People say we need to remove the money from politics. While that’s true, it seems more accurate to say we need to remove the profit from war. If we could manage that, many of our domestic ills could then be addressed. But the reality is we won’t manage it without a complete realignment of our priorities, and the structures that support them.
We like to believe our own rhetoric and refer to ourselves the greatest nation on earth. We’re not. We’re but the latest incarnation of imperial greed, bound to fail as Britian, France, Spain and ancient Rome failed. Imperialism is not a sustainable practice. The aftermath of our pending failure in this endeavor could mean utter darkness, or it could mean a new enlightenment.
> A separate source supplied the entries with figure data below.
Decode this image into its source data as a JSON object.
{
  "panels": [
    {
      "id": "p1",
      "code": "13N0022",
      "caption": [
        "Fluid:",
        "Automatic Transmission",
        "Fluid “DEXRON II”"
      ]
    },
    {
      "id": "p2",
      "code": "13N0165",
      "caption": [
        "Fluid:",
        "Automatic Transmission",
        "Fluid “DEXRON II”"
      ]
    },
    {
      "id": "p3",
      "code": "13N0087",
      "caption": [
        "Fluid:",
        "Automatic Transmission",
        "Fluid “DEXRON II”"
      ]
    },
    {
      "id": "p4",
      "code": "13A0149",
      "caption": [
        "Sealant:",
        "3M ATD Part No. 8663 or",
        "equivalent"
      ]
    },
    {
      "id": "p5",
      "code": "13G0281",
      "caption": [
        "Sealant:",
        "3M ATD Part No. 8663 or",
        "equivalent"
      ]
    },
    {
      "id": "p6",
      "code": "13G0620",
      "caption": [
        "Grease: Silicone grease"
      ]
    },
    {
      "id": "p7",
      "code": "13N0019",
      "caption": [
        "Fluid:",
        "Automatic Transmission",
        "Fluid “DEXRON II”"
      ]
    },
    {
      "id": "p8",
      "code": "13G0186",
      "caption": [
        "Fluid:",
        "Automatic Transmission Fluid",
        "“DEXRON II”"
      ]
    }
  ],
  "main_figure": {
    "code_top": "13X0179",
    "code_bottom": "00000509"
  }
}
People also talk about how we’re in the midst of an internal culture war (and have been for decades). That’s correct. And this internal battle is for our collective soul; therefore, its outcome is imperative to our future as a nation. I believe most Americans are good people, but we’re also an easily confused people with little sense of our own history. To stop the confusion, we need to shut off the TV and read. It may not sound like fun, but knowledge is freedom.
If you’d like to take my word for it and crack an important book, I can think of none better than Howard Zinn’s A People’s History of the United States. Every concerned American can benefit greatly from this book, as it details in plain English what this country is all about.